Les éloges ont été nombreux lorsque Mariëtte Rissenbeek et Carlo Chatrian ont pris la direction de la Berlinale en 2019. Ils promettaient en fanfare des réformes structurelles, le programme devait être allégé, les contours de la compétition et des séries secondaires affinés. Cinq ans plus tard, le bilan est décevant. Une section comme le "Cinéma culinaire" a disparu, de même que la série "Perspektive Deutsches Kino" (Perspectives du cinéma allemand). En revanche, le directeur artistique du festival, Carlo Chatrian, a installé "Encounters" (Rencontres), une compétition secondaire avec son propre jury, sans que l'on sache vraiment qui doit rencontrer qui. Les séries "Berlinale Gala" et "Gala Spezial" ont également été élargies. Au total, la Berlinale a présenté cette année 236 films (courts métrages compris) contre 287 l'année dernière, ce qui représente un net allègement.

Catholicisme toxique

L'ouverture avec "Small Things Like These" (Ce genre de petites choses, Irlande, Belgique 2024) s'est révélée assez impressionnante. Cillian Murphy, candidat aux Oscars pour son rôle dans "Oppenheimer", incarne le charbonnier Sam Ferguson dans une petite ville irlandaise des années 1980. Nous l'observons dans son travail, sans savoir à quoi le film va aboutir. Peu à peu, les différentes images et impressions s'assemblent pour former une image plus large, nous commençons à comprendre les relations. La caméra se concentre alors intensément sur le visage de l'acteur principal. Les dialogues sont désinvoltes et discrets, presque tout est raconté par des regards et des gestes.

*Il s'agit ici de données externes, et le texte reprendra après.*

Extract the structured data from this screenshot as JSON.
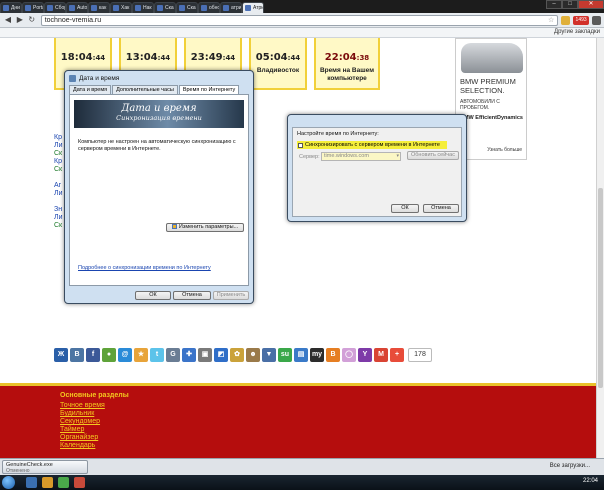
{
  "browser": {
    "tabs": [
      {
        "label": "Дни"
      },
      {
        "label": "Porta"
      },
      {
        "label": "Сбор"
      },
      {
        "label": "Auto"
      },
      {
        "label": "как"
      },
      {
        "label": "Хак"
      },
      {
        "label": "Нак"
      },
      {
        "label": "Ска"
      },
      {
        "label": "Ска"
      },
      {
        "label": "обно"
      },
      {
        "label": "атри"
      },
      {
        "label": "Атри",
        "active": true
      }
    ],
    "url": "tochnoe-vremia.ru",
    "other_bookmarks": "Другие закладки",
    "badge_count": "1493"
  },
  "clocks": [
    {
      "time": "18:04",
      "sec": ":44",
      "city": ""
    },
    {
      "time": "13:04",
      "sec": ":44",
      "city": ""
    },
    {
      "time": "23:49",
      "sec": ":44",
      "city": ""
    },
    {
      "time": "05:04",
      "sec": ":44",
      "city": "Владивосток"
    },
    {
      "time": "22:04",
      "sec": ":38",
      "city": "Время на Вашем компьютере"
    }
  ],
  "ad": {
    "headline": "BMW PREMIUM SELECTION.",
    "sub": "АВТОМОБИЛИ С ПРОБЕГОМ.",
    "efficient": "BMW EfficientDynamics",
    "more": "Узнать больше"
  },
  "left_links": [
    "Кр",
    "Ли",
    "Ск",
    "Кр",
    "Ск",
    "Аг",
    "Ли",
    "Зн",
    "Ли",
    "Ск"
  ],
  "share": {
    "count": "178",
    "buttons": [
      {
        "name": "lj-icon",
        "color": "#2a5fa8",
        "glyph": "Ж"
      },
      {
        "name": "vkontakte-icon",
        "color": "#4c75a3",
        "glyph": "B"
      },
      {
        "name": "facebook-icon",
        "color": "#3b5998",
        "glyph": "f"
      },
      {
        "name": "moikrug-icon",
        "color": "#5fa33a",
        "glyph": "●"
      },
      {
        "name": "mailru-icon",
        "color": "#2a8bd8",
        "glyph": "@"
      },
      {
        "name": "favorites-icon",
        "color": "#e8a43a",
        "glyph": "★"
      },
      {
        "name": "twitter-icon",
        "color": "#5cc3ea",
        "glyph": "t"
      },
      {
        "name": "google-icon",
        "color": "#6a7d94",
        "glyph": "G"
      },
      {
        "name": "bobrdobr-icon",
        "color": "#3b74c9",
        "glyph": "✚"
      },
      {
        "name": "print-icon",
        "color": "#7a7a7a",
        "glyph": "▣"
      },
      {
        "name": "delicious-icon",
        "color": "#2f6ec8",
        "glyph": "◩"
      },
      {
        "name": "memori-icon",
        "color": "#caa23a",
        "glyph": "✿"
      },
      {
        "name": "news2-icon",
        "color": "#9a7a4a",
        "glyph": "☻"
      },
      {
        "name": "digg-icon",
        "color": "#4a6fa6",
        "glyph": "▼"
      },
      {
        "name": "stumbleupon-icon",
        "color": "#3aa84a",
        "glyph": "su"
      },
      {
        "name": "linkstore-icon",
        "color": "#3a7ac8",
        "glyph": "▤"
      },
      {
        "name": "myspace-icon",
        "color": "#2c2c2c",
        "glyph": "my"
      },
      {
        "name": "blogger-icon",
        "color": "#e67e22",
        "glyph": "B"
      },
      {
        "name": "odnoklassniki-icon",
        "color": "#d2a0d8",
        "glyph": "◯"
      },
      {
        "name": "yahoo-icon",
        "color": "#7e3aa8",
        "glyph": "Y"
      },
      {
        "name": "gmail-icon",
        "color": "#d94434",
        "glyph": "M"
      },
      {
        "name": "more-share-icon",
        "color": "#e84c3a",
        "glyph": "+"
      }
    ]
  },
  "footer": {
    "heading": "Основные разделы",
    "links": [
      "Точное время",
      "Будильник",
      "Секундомер",
      "Таймер",
      "Органайзер",
      "Календарь"
    ]
  },
  "dialog_datetime": {
    "title": "Дата и время",
    "tabs": [
      "Дата и время",
      "Дополнительные часы",
      "Время по Интернету"
    ],
    "banner_title": "Дата и время",
    "banner_sub": "Синхронизация времени",
    "message": "Компьютер не настроен на автоматическую синхронизацию с сервером времени в Интернете.",
    "change_btn": "Изменить параметры...",
    "link": "Подробнее о синхронизации времени по Интернету",
    "ok": "ОК",
    "cancel": "Отмена",
    "apply": "Применить"
  },
  "dialog_internet": {
    "heading": "Настройте время по Интернету:",
    "checkbox": "Синхронизировать с сервером времени в Интернете",
    "server_label": "Сервер:",
    "server_value": "time.windows.com",
    "update_btn": "Обновить сейчас",
    "ok": "ОК",
    "cancel": "Отмена"
  },
  "downloads": {
    "file": "GenuineCheck.exe",
    "status": "Отменено",
    "all": "Все загрузки..."
  },
  "taskbar": {
    "time": "22:04"
  }
}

Parmi les clients du charbonnier se trouvent également les nonnes des "Magdalene Sisters", qui s'occupent des "filles déchues", c'est-à-dire des femmes enceintes non mariées. Au foyer, elles doivent travailler sans être payées à la blanchisserie et leurs enfants leur sont enlevés à la naissance. Cillian Murphy interprète le protagoniste comme un mélancolique discret, un père de famille avec cinq filles, qui est hanté par les souvenirs des traumatismes de son enfance lors de ses nuits d'insomnie. Ce qu'il observe au foyer des Magdalene Sisters ne lui laisse aucun répit. Mais dans les années 1980, l'Église catholique irlandaise est encore une institution qui domine tout et avec laquelle il vaut mieux ne pas se frotter. Bien que sa femme le mette en garde ("These nuns have their fingers in every pie"/les nonnes ont leurs doigts partout), il prend une décision lourde de conséquences qui va peser durablement sur sa vie et celle de sa famille.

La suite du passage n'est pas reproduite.